I have the following string:
<w:pPr>
<w:spacing w:line="240" w:lineRule="exact"/>
<w:ind w:left="1890" w:firstLine="360"/>
<w:rPr>
<w:b/>
<w:color w:val="00000A"/>
<w:sz w:val="24"/>
</w:rPr>
</w:pPr>
and I am trying to parse the "w:sz w:val" value using preg_match().
So far, I've tried:
preg_match('/<w:sz w:val="(\d)"/', $p, $fonts);
but this has not worked, and I'm unsure why?
Any Ideas?
Thank you in advance!
You were trying to capture only single-digit numbers. Try adding a + to make "one or more".
preg_match('/<w:sz w:val="(\d+)"/', $p, $fonts);
I prefer [0-9]+ for easier reading, and because it avoids the potentially funny need to double-up on \ symbols.
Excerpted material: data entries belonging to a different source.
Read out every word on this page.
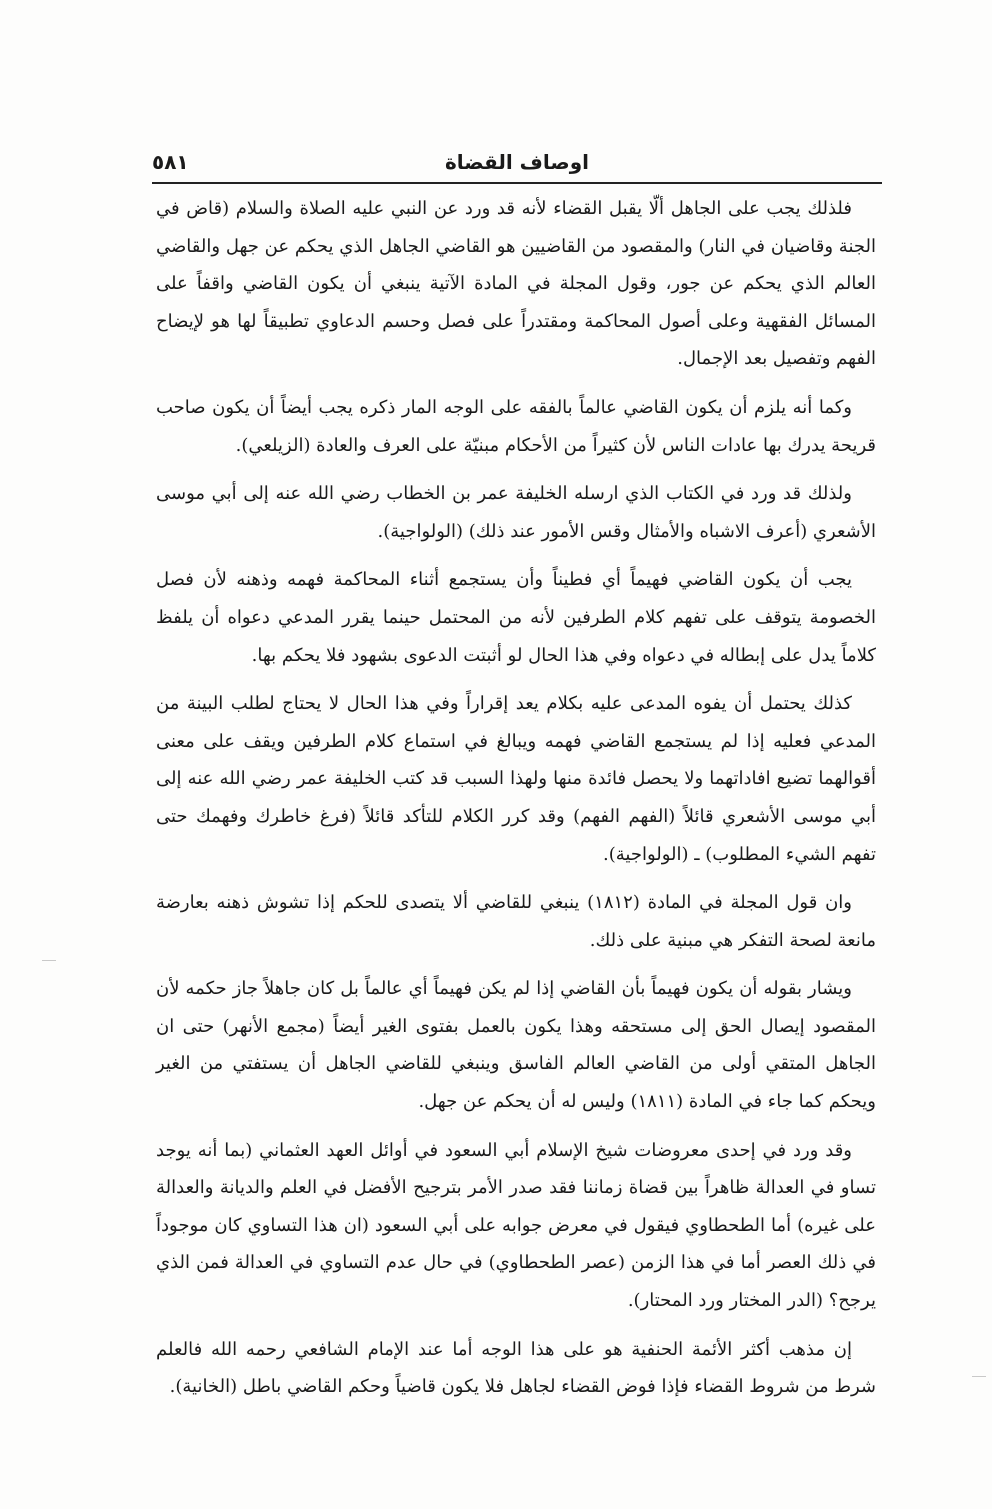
اوصاف القضاة
٥٨١

فلذلك يجب على الجاهل ألّا يقبل القضاء لأنه قد ورد عن النبي عليه الصلاة والسلام (قاض في الجنة وقاضيان في النار) والمقصود من القاضيين هو القاضي الجاهل الذي يحكم عن جهل والقاضي العالم الذي يحكم عن جور، وقول المجلة في المادة الآتية ينبغي أن يكون القاضي واقفاً على المسائل الفقهية وعلى أصول المحاكمة ومقتدراً على فصل وحسم الدعاوي تطبيقاً لها هو لإيضاح الفهم وتفصيل بعد الإجمال.

وكما أنه يلزم أن يكون القاضي عالماً بالفقه على الوجه المار ذكره يجب أيضاً أن يكون صاحب قريحة يدرك بها عادات الناس لأن كثيراً من الأحكام مبنيّة على العرف والعادة (الزيلعي).

ولذلك قد ورد في الكتاب الذي ارسله الخليفة عمر بن الخطاب رضي الله عنه إلى أبي موسى الأشعري (أعرف الاشباه والأمثال وقس الأمور عند ذلك) (الولواجية).

يجب أن يكون القاضي فهيماً أي فطيناً وأن يستجمع أثناء المحاكمة فهمه وذهنه لأن فصل الخصومة يتوقف على تفهم كلام الطرفين لأنه من المحتمل حينما يقرر المدعي دعواه أن يلفظ كلاماً يدل على إبطاله في دعواه وفي هذا الحال لو أثبتت الدعوى بشهود فلا يحكم بها.

كذلك يحتمل أن يفوه المدعى عليه بكلام يعد إقراراً وفي هذا الحال لا يحتاج لطلب البينة من المدعي فعليه إذا لم يستجمع القاضي فهمه ويبالغ في استماع كلام الطرفين ويقف على معنى أقوالهما تضيع افاداتهما ولا يحصل فائدة منها ولهذا السبب قد كتب الخليفة عمر رضي الله عنه إلى أبي موسى الأشعري قائلاً (الفهم الفهم) وقد كرر الكلام للتأكد قائلاً (فرغ خاطرك وفهمك حتى تفهم الشيء المطلوب) ـ (الولواجية).

وان قول المجلة في المادة (١٨١٢) ينبغي للقاضي ألا يتصدى للحكم إذا تشوش ذهنه بعارضة مانعة لصحة التفكر هي مبنية على ذلك.

ويشار بقوله أن يكون فهيماً بأن القاضي إذا لم يكن فهيماً أي عالماً بل كان جاهلاً جاز حكمه لأن المقصود إيصال الحق إلى مستحقه وهذا يكون بالعمل بفتوى الغير أيضاً (مجمع الأنهر) حتى ان الجاهل المتقي أولى من القاضي العالم الفاسق وينبغي للقاضي الجاهل أن يستفتي من الغير ويحكم كما جاء في المادة (١٨١١) وليس له أن يحكم عن جهل.

وقد ورد في إحدى معروضات شيخ الإسلام أبي السعود في أوائل العهد العثماني (بما أنه يوجد تساو في العدالة ظاهراً بين قضاة زماننا فقد صدر الأمر بترجيح الأفضل في العلم والديانة والعدالة على غيره) أما الطحطاوي فيقول في معرض جوابه على أبي السعود (ان هذا التساوي كان موجوداً في ذلك العصر أما في هذا الزمن (عصر الطحطاوي) في حال عدم التساوي في العدالة فمن الذي يرجح؟ (الدر المختار ورد المحتار).

إن مذهب أكثر الأئمة الحنفية هو على هذا الوجه أما عند الإمام الشافعي رحمه الله فالعلم شرط من شروط القضاء فإذا فوض القضاء لجاهل فلا يكون قاضياً وحكم القاضي باطل (الخانية).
preg_match('/<w:sz w:val="([0-9]+)"/', $p, $fonts);
While you have a working code at hand, there are two other possibilities, namely with DomDocument
and SimpleXML
. This is somewhat tricky with the colons (aka namespaces) but consider the following examples. I have added a container tag to define the namespace but you will definitely have one in your xml as well.
Solution 1 (the DOM
way) searches the DOM with a namespace prefix and reads the attributes. Solution 2 (with SimpleXML
) does the same (perhaps in a more intuitive and comprehensible way).
The XML: (using PHP HEREDOC Syntax)
$xml = <<<EOF
<?xml version="1.0"?>
<container xmlns:w="http://example">
<w:pPr>
<w:spacing w:line="240" w:lineRule="exact"/>
<w:ind w:left="1890" w:firstLine="360"/>
<w:rPr>
<w:b/>
<w:color w:val="00000A"/>
<w:sz w:val="24"/>
</w:rPr>
</w:pPr>
</container>
EOF;
Solution 1: Using DomDocument
$dom = new DOMDocument();
$dom->loadXML($xml);
$ns = 'http://example';
$data = $dom->getElementsByTagNameNS($ns, 'sz')->item(0);
$attr = $data->getAttribute('w:val');
echo $attr; // 24
Solution 2: Using SimpleXML with Namespaces
$simplexml = simplexml_load_string($xml);
$namespaces = $simplexml->getNamespaces(true);
$items = $simplexml->children($namespaces['w']);
$val = $items->pPr->rPr->sz["val"]->__toString();
echo "val: $val"; // val: 24
You just need a little correction to your regex:
<w:sz w:val="(\d)+"
So it goes:
preg_match('/<w:sz w:val="(\d+)"/', $p, $fonts);
Why? Because with just \d you are checking for 1 digit, but with \d+ you are checking for 1 or more.
EDIT:
In case you need it, there are some great regex online testing tools, like https://regex101.com/. Try your expressions there before using them, just in case. You never know ;)